On Tuesday, the children of Trinidad and Tobago sat the Secondary Entrance Assessment examination, formerly the 11-Plus, which determines which school they will enter in adolescence and, by extension, whether they will own a BMW or wash cars in adulthood. Get into the right school at age 11 and you're fast-tracked to success; get into the wrong one and you're firetrucked. Out of sympathy with the little ones whose lives may have been figuratively shot in the head this week, I begin my own 51-Plus exam today, doing as much as I can figure out from the maths section, and noting that today is All Fools Day.
Next Friday, I'll do the first part of the "language arts"-why it's not called simply "English" lies beyond my own linguistic artistry-and finish with the essay the following Friday. It will take three weeks to do, for fun, as a grown man, what the little ones had three hours for this week, as torture; and I'll get paid for it, while many of them will have had their dreams put paid to. These questions come from a book of practice tests, because the SEA is such top secret information that not even Julian Assange can get hold of this year's actual exam paper. On, then, to the numerical arts.
Mathematics. 75 minutes.
Q 1. Add 605 + 343. That's too easy but it must be noted some grownups would get different totals from most kids; former Prime Minister Panday, eg, would get several million, and current Minister of Works Jack Warner would get a loss of several million and need a billion dollar subsidy from FIFA.
Skip a few. Q 5. Find the sum of 123, 56 and 9. Wait a minute; where have the four, seven and eight gone? Was a public figure just spotted leaving the exam room with a stuffed duffel bag?
Q 7. What must be added to 478 to make 750? Answer: the entire West Indies batting aggregate from a complete tour against anyone but Bangladesh.
Q 9. Write 4/3 as a mixed number. The answer is one-and-a-third but soon-to-be-former Police Service Commission Chair Nizam Mohammed has just phoned me to say it's not fair that there should 4/3 mixed numbers when there are no Indian numbers.
Q 11. What is the HCF of 14, 16 and 20? The answer is Harry Harnarine but I'm not sure of the working out.
Q 16. Calculate 1/5 of 250? This represents the number of state board appointments going to the Congress of the People's nominees since the People's Partnership took over the reins of the Treasury, sorry, government; please note that the figure is not to be read as 'One fifth of 250' but as 'one or at most five in every 250'.
Q 20. Write 10? as a decimal fraction? The answer is the Congress of the People and the People's Partnership but no one in Trinidad can be sure of that working out. Skip on to the harder, worded problems.
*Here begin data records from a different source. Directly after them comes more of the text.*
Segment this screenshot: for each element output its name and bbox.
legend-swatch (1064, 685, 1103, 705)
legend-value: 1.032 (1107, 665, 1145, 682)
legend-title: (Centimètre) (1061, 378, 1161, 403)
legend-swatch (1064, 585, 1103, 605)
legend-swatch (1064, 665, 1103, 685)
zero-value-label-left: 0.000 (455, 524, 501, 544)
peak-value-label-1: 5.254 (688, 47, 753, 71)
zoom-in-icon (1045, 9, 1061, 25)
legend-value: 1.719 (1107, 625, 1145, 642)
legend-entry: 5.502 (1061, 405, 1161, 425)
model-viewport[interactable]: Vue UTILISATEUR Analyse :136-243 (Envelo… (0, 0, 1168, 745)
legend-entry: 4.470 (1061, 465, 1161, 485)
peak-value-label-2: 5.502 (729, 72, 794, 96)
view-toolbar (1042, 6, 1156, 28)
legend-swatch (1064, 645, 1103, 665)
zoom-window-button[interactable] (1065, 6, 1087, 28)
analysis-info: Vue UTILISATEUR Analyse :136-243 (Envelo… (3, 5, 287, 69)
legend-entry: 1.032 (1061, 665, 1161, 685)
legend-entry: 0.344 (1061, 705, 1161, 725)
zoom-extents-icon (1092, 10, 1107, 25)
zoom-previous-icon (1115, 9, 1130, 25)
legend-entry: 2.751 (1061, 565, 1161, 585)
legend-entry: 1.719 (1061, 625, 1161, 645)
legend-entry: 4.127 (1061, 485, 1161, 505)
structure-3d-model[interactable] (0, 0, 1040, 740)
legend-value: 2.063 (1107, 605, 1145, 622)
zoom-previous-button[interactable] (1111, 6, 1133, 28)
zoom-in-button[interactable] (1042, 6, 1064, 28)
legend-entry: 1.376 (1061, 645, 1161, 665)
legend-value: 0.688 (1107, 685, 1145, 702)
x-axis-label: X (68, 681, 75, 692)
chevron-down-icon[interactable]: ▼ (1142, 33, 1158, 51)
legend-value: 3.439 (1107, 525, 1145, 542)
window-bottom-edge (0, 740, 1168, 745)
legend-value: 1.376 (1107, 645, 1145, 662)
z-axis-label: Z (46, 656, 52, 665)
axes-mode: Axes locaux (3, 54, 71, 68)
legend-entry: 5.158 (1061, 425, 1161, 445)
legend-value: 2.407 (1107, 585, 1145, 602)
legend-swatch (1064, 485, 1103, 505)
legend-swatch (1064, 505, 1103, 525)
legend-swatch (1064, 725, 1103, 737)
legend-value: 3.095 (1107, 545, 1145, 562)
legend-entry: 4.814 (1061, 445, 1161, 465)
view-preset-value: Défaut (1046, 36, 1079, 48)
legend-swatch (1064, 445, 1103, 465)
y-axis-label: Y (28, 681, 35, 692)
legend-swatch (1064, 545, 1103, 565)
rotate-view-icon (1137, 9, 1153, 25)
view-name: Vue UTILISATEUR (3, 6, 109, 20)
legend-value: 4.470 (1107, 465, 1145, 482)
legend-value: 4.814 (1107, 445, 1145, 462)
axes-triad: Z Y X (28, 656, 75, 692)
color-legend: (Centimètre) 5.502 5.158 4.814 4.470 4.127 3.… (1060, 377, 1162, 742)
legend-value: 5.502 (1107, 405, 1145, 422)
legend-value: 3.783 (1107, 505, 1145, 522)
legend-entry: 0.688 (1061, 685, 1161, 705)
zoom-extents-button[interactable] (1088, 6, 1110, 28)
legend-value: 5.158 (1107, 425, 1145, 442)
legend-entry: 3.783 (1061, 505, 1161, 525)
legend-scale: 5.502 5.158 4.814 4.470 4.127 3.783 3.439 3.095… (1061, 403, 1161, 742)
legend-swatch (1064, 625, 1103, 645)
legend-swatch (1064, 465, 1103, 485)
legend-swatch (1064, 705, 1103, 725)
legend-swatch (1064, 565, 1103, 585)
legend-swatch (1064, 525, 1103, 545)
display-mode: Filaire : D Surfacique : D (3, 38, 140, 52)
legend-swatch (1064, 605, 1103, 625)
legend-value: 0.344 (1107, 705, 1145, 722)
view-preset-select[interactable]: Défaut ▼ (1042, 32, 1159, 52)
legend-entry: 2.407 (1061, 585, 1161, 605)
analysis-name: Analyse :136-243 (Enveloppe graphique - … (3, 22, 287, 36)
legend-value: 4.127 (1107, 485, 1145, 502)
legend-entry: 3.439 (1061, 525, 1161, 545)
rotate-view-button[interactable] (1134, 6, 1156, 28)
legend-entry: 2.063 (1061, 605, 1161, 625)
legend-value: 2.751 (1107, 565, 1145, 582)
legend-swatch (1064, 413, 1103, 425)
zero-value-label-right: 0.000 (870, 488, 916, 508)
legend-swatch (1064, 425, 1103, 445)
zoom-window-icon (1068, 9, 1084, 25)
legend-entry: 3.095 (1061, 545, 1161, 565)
Q 23. 20 per cent of a number is 42. What is the number? Shouldn't there be a semi-colon and not a full stop after 42? Is this a misplaced Language Arts question? The answer, in any case, is, "Kamla Persad-Bissessar", Trinidad's answer to every question no one understands. It used to be Lloyd Best, who had all the answers, but no one could have understood him because he was talking sense, not quoting the Bible or Koran; or, Sat Maharaj has just phoned to say, the Bhagavadgita.
Q 29. The sum of two pupils' ages is 18. The younger is 6. How old is the elder? This is clearly happening at an inner city primary school, where you can have six-year-olds and 16-year-olds in the same class.
Q 30. Divide 90 in the ratio of 1: 2 : 3. What is the largest share? Doh! Obviously the last one; he's getting three times as much as the first one, and 'a good bit' more than number two.
Q 33. Mr Riley paid $25 for one adult and three children's tickets to a school concert. Calculate the cost of a child's ticket if an adult ticket costs twice as much as a child's. Mr Riley got took; he should have played in the People's Band last Carnival, where, for nothing, he could have had his own private music truck.
Q 36. Robert is 155cm tall and his brother is 20cm shorter. How tall is Robert's brother? Better not to meddle in family business, ex-specially if them from Laventy or El Socorro and does settle dispute over rank with potow-pow.
Q 41. Increase 800 by 15 per cent. The answer is either CL Financial or the Hindu Credit Union but you may never get it, right or wrong.
Q 43. How many taxis will be needed to transport 168 children and 12 adults if one maxi can hold 14 passengers? The answer depends on where the maxi is parked; if it's in Laventy/Morvant, you only need one vehicle: blast Vybz Kartel and everyone will pile in; if it's in Barrackpore, the answer and working out is the same, except that you play chutney; if it's in St Clair, the answer is that it must move at once and must not throw Jouve paint on the people walls on the way to St James.
Q 49. Josh sells coconuts at $1 each. He gets 15 cents profit per sale. On Monday, he made a proft of $30.90. How many coconuts did he sell? A better question would be where Josh thief them coconut, or if he selling straws of cokeen with them, to be able to sell coconuts at a buck apiece and make a profit.